Corrobora com esta possibilidade o Enunciado nº 571 da VI Jornada de Direito Civil, que foi aprovado ao prescrever que “se comprovada a resolução prévia e judicial de todas as questões referentes aos filhos menores ou incapazes, o tabelião de notas poderá lavrar escrituras públicas de dissolução conjugal”.

Ainda na intenção de reduzir burocracias e facilitar a dissolução do vínculo conjugal, o legislador aponta que a escritura pública de divórcio não depende de homologação judicial, podendo, pois, ser decidida sem intervenção de um terceiro-juiz até mesmo disposições relativas à descrição e à partilha dos bens comuns, à pensão alimentícia e ao uso do nome pelo cônjuge. Exige-se, contudo, a presença de advogado na prática do ato.

Há que se falar, ainda, na via do divórcio consensual judicial. Trata-se de modalidade utilizada por casais que, ou não desejam realiza-lo extrajudicialmente, ou não podem se valer desta modalidade por possuírem filhos incapazes, por exemplo.

Ainda assim, por se tratar de modalidade consensual, seu procedimento é simples. O advogado, que também aqui se faz necessário e pode até ser o mesmo para ambas as partes, formalizará um termo de divórcio a apresentará em juízo. Em síntese, o juiz analisará o pedido e o encaminhará a um representante do Ministério Público. Não havendo qualquer óbice ao acordo pactuado, o juiz homologará o divórcio.

Por fim, nos moldes do que dispõe o parágrafo único do artigo 731 do Código de Processo Civil, “se os cônjuges não acordarem sobre a partilha dos bens, far-se-á esta depois de homologado o divórcio”, por meio do procedimento legal previsto para tanto.




4. DO DIVÓRCIO LITIGIOSO
O divórcio em sua modalidade litigiosa, por outro lado, é aquele em que as partes não foram capazes de chegar a um consenso sobre um ou mais termos da dissolução do casamento. Existe, portanto, a necessidade de que um juiz resolva o conflito seguindo as regras estabelecidas pelo ordenamento jurídico, inexistindo possibilidade de resolução por meio de escritura pública.

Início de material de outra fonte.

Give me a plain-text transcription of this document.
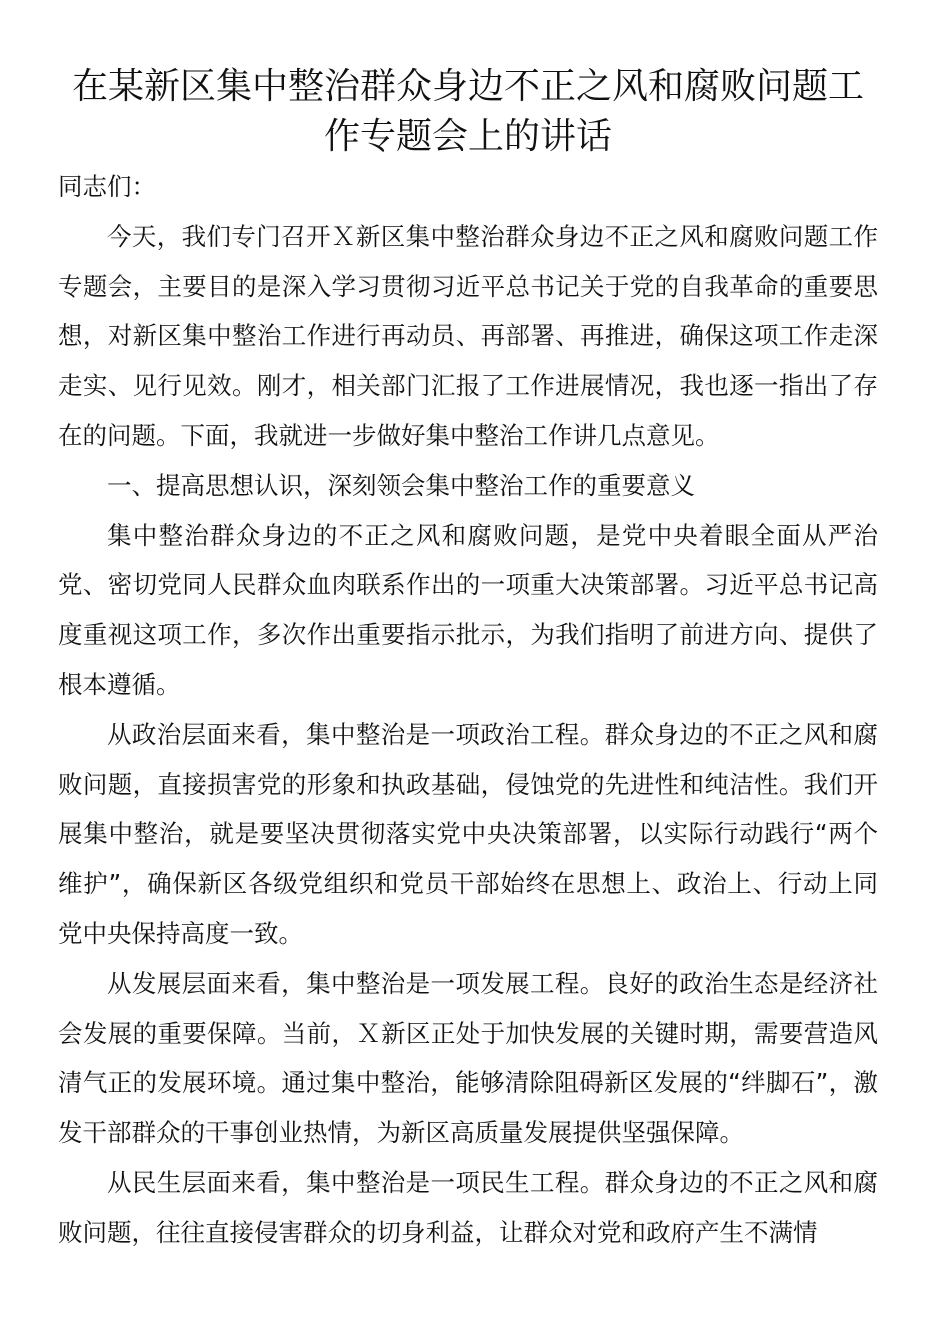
在某新区集中整治群众身边不正之风和腐败问题工作专题会上的讲话

同志们：

今天，我们专门召开Ｘ新区集中整治群众身边不正之风和腐败问题工作专题会，主要目的是深入学习贯彻习近平总书记关于党的自我革命的重要思想，对新区集中整治工作进行再动员、再部署、再推进，确保这项工作走深走实、见行见效。刚才，相关部门汇报了工作进展情况，我也逐一指出了存在的问题。下面，我就进一步做好集中整治工作讲几点意见。

一、提高思想认识，深刻领会集中整治工作的重要意义

集中整治群众身边的不正之风和腐败问题，是党中央着眼全面从严治党、密切党同人民群众血肉联系作出的一项重大决策部署。习近平总书记高度重视这项工作，多次作出重要指示批示，为我们指明了前进方向、提供了根本遵循。

从政治层面来看，集中整治是一项政治工程。群众身边的不正之风和腐败问题，直接损害党的形象和执政基础，侵蚀党的先进性和纯洁性。我们开展集中整治，就是要坚决贯彻落实党中央决策部署，以实际行动践行“两个维护”，确保新区各级党组织和党员干部始终在思想上、政治上、行动上同党中央保持高度一致。

从发展层面来看，集中整治是一项发展工程。良好的政治生态是经济社会发展的重要保障。当前，Ｘ新区正处于加快发展的关键时期，需要营造风清气正的发展环境。通过集中整治，能够清除阻碍新区发展的“绊脚石”，激发干部群众的干事创业热情，为新区高质量发展提供坚强保障。

从民生层面来看，集中整治是一项民生工程。群众身边的不正之风和腐败问题，往往直接侵害群众的切身利益，让群众对党和政府产生不满情
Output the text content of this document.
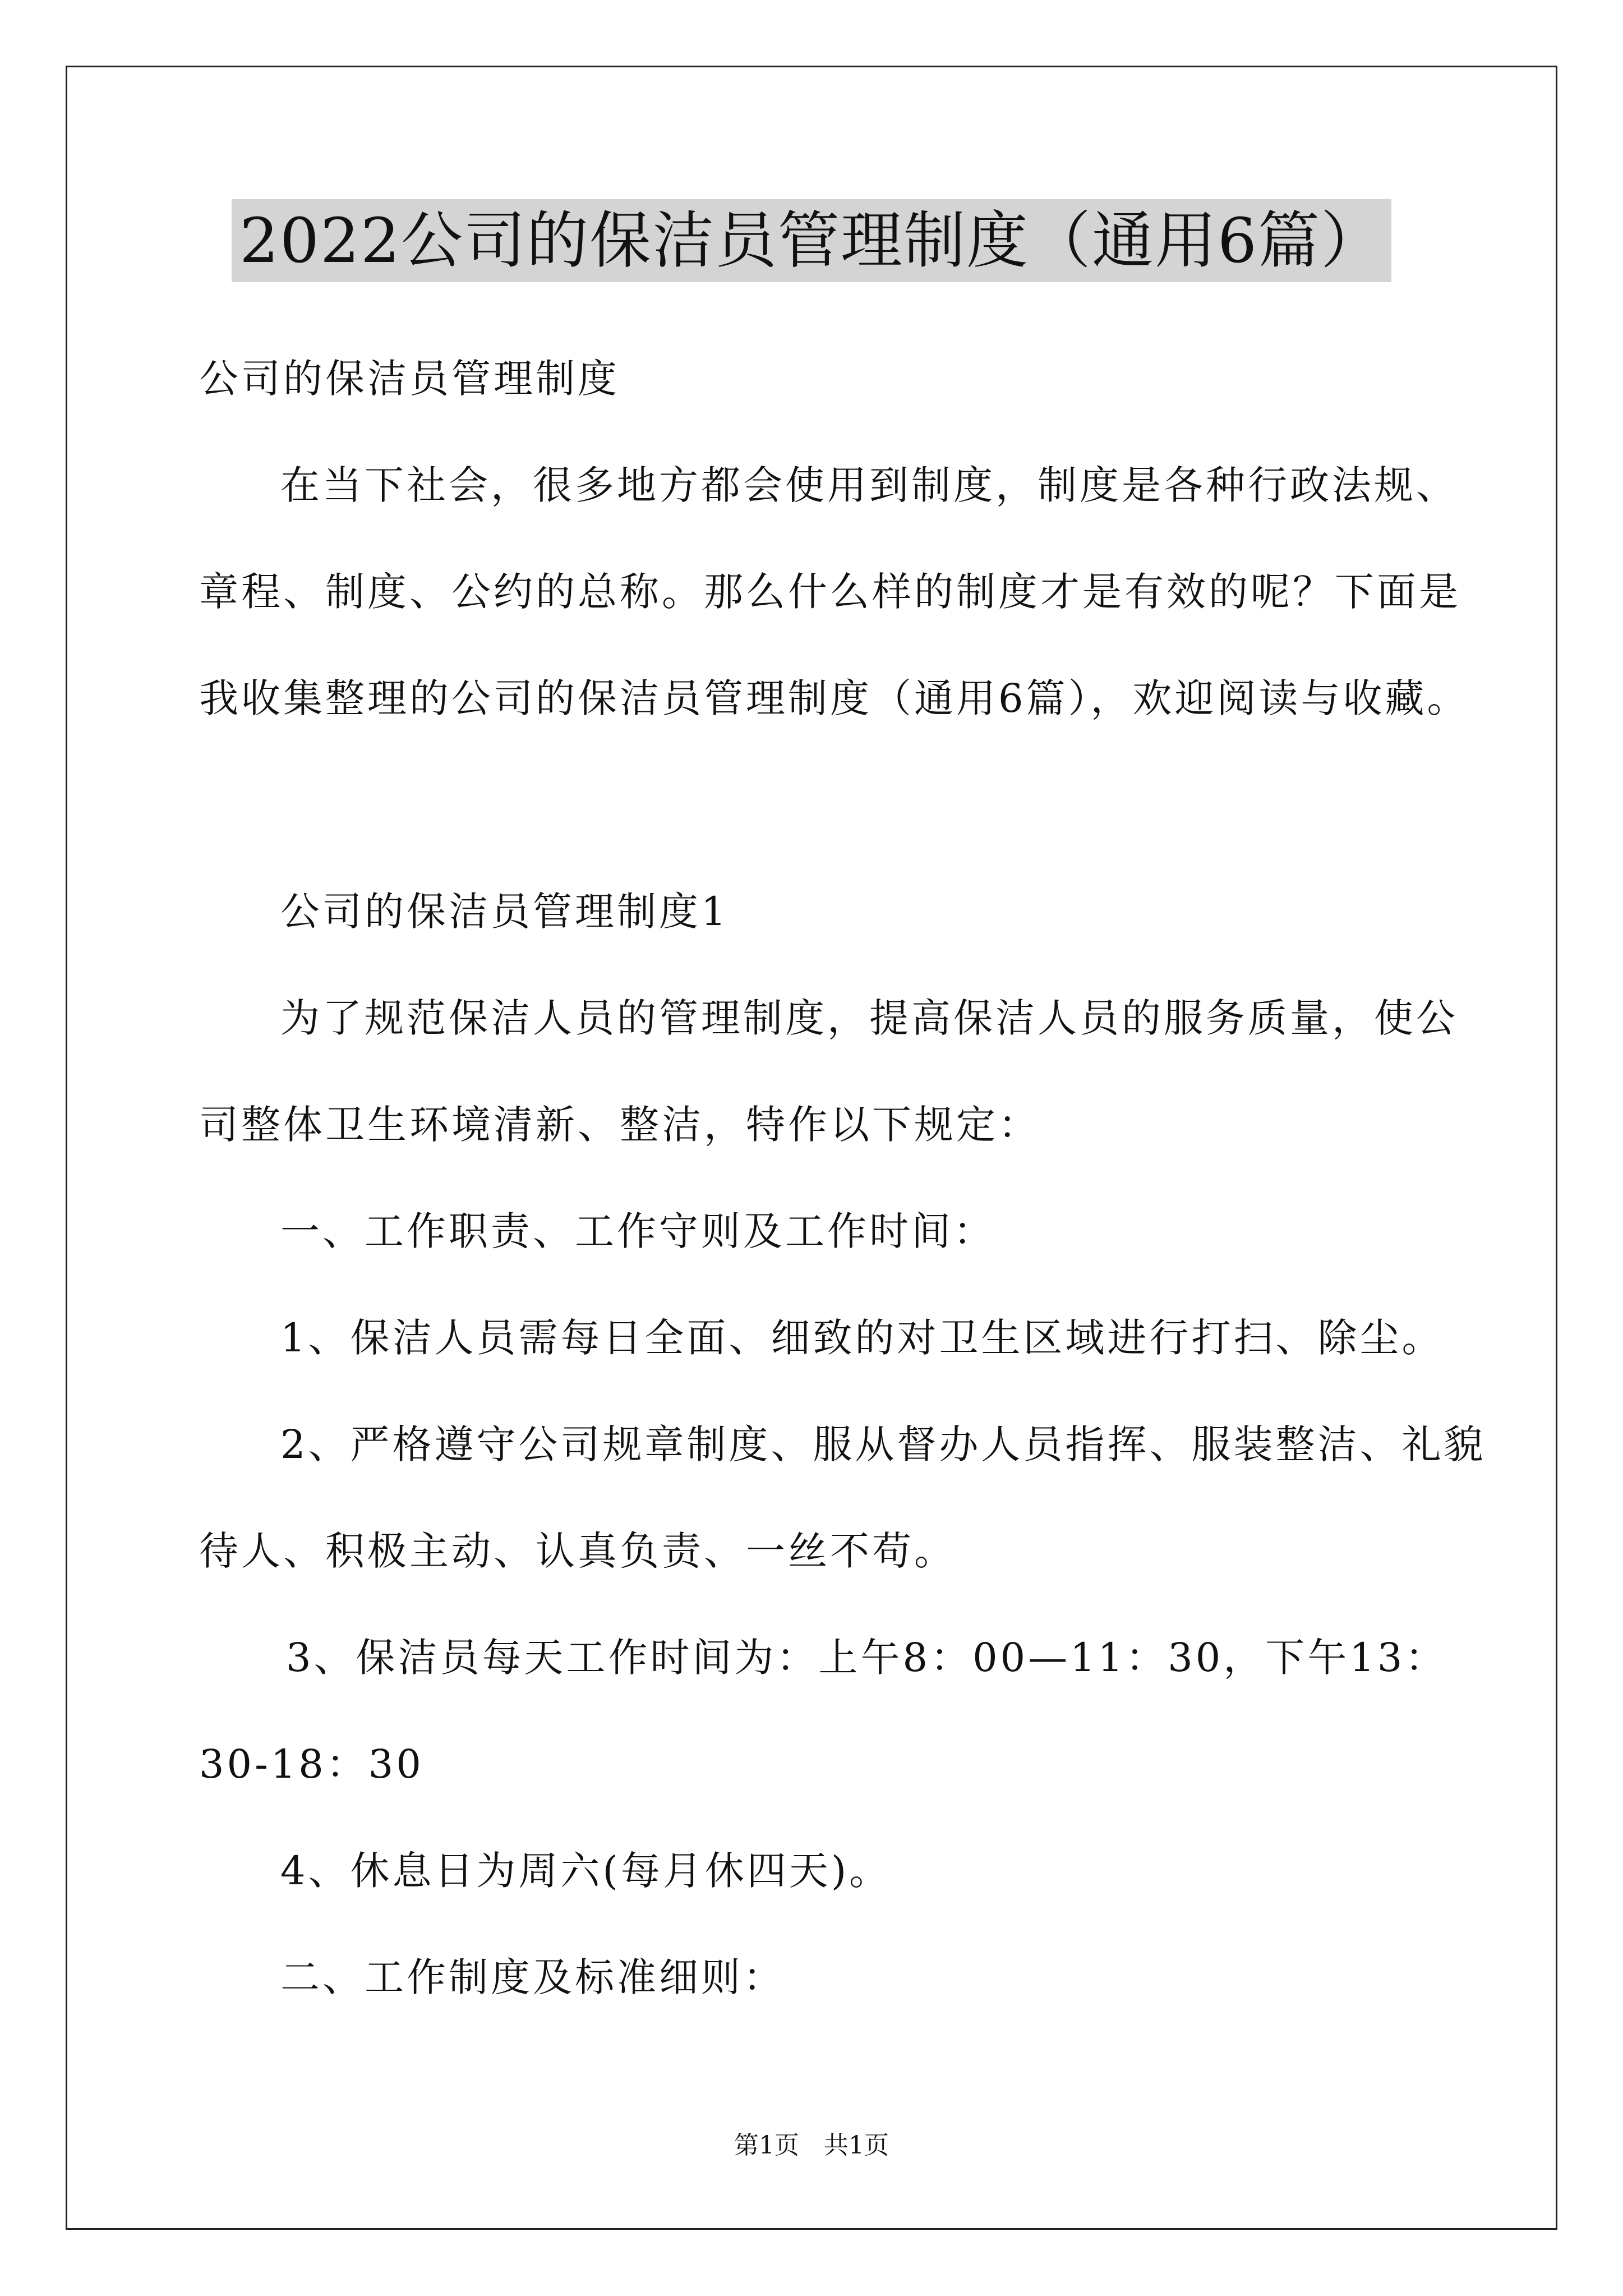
2022公司的保洁员管理制度（通用6篇）
公司的保洁员管理制度
在当下社会，很多地方都会使用到制度，制度是各种行政法规、
章程、制度、公约的总称。那么什么样的制度才是有效的呢？下面是
我收集整理的公司的保洁员管理制度（通用6篇），欢迎阅读与收藏。
公司的保洁员管理制度1
为了规范保洁人员的管理制度，提高保洁人员的服务质量，使公
司整体卫生环境清新、整洁，特作以下规定：
一、工作职责、工作守则及工作时间：
1、保洁人员需每日全面、细致的对卫生区域进行打扫、除尘。
2、严格遵守公司规章制度、服从督办人员指挥、服装整洁、礼貌
待人、积极主动、认真负责、一丝不苟。
3、保洁员每天工作时间为：上午8：00—11：30，下午13：
30-18：30
4、休息日为周六(每月休四天)。
二、工作制度及标准细则：
第1页　共1页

De acordo com Roberto Senise Lisboa, corroborando ainda para as opiniões de Maria Helena Diniz e Silvio Venosa, deve manter-se a expressão divórcio litigioso ainda que não mais se fale em culpa na medida em que “indiscutivelmente mantém-se a natureza contenciosa da medida judicial, a menos que suceda o ajuizamento conjunto da demanda[8]”.

Afinal, podem-se discutir nesta modalidade todos os efeitos do divórcio e ainda disposições que versem sobre eventuais filhos do casal.

Como é de se esperar, por conta da necessidade de atuação do Juízo competente, o lapso temporal médio de uma ação de divórcio litigioso é muito superior à modalidade consensual.

Entretanto, o pedido do divórcio, por si só, pode ser decretado em liminar por estar condicionado à vontade do proponente[9]. Isto porque, logicamente, ninguém está obrigado a permanecer unido a outrem se esta não for a sua vontade, corroborando a velha máxima do “um não quer, dois não fazem”. Nestes casos, prossegue-se o feito, quanto aos demais pedidos, mitigando, pois, os impactos de uma demora no processo litigioso.




[1] Felizes para sempre? Cresce o número de divórcios no Brasil. Terra. 21 nov. 2017. Disponível em: . Acesso em: 20 ago. 2018.

[2] NADER, Paulo. Curso de direito civil, volume 5: direito de família – 7. ed. rev., atual. e ampl. – Rio de Janeiro: Forense, 2016. p. 391.

[3] Idem. p. 398.

[4] RECURSO ESPECIAL. DIREITO CIVIL. FAMÍLIA. EMENDA CONSTITUCIONAL N° 66/10. DIVÓRCIO DIRETO. SEPARAÇÃO JUDICIAL. SUBSISTÊNCIA. 1. A separação é modalidade de extinção da sociedade conjugal, pondo fim aos deveres de coabitação e fidelidade, bem como ao regime de bens, podendo, todavia, ser revertida a qualquer momento pelos cônjuges (Código Civil, arts. 1571, III e 1.577). O divórcio, por outro lado, é forma de dissolução do vínculo conjugal e extingue o casamento, permitindo que os excônjuges celebrem novo matrimônio (Código Civil, arts. 1571, IV e 1.580). São institutos diversos, com conseqüências e regramentos jurídicos distintos. 2. A Emenda Constitucional n° 66/2010 não revogou os artigos do Código Civil que tratam da separação judicial. 3. Recurso especial provido. (REsp 1247098/MS, Rel. Ministra MARIA ISABEL GALLOTTI, QUARTA TURMA, julgado em 14/03/2017, DJe 16/05/2017)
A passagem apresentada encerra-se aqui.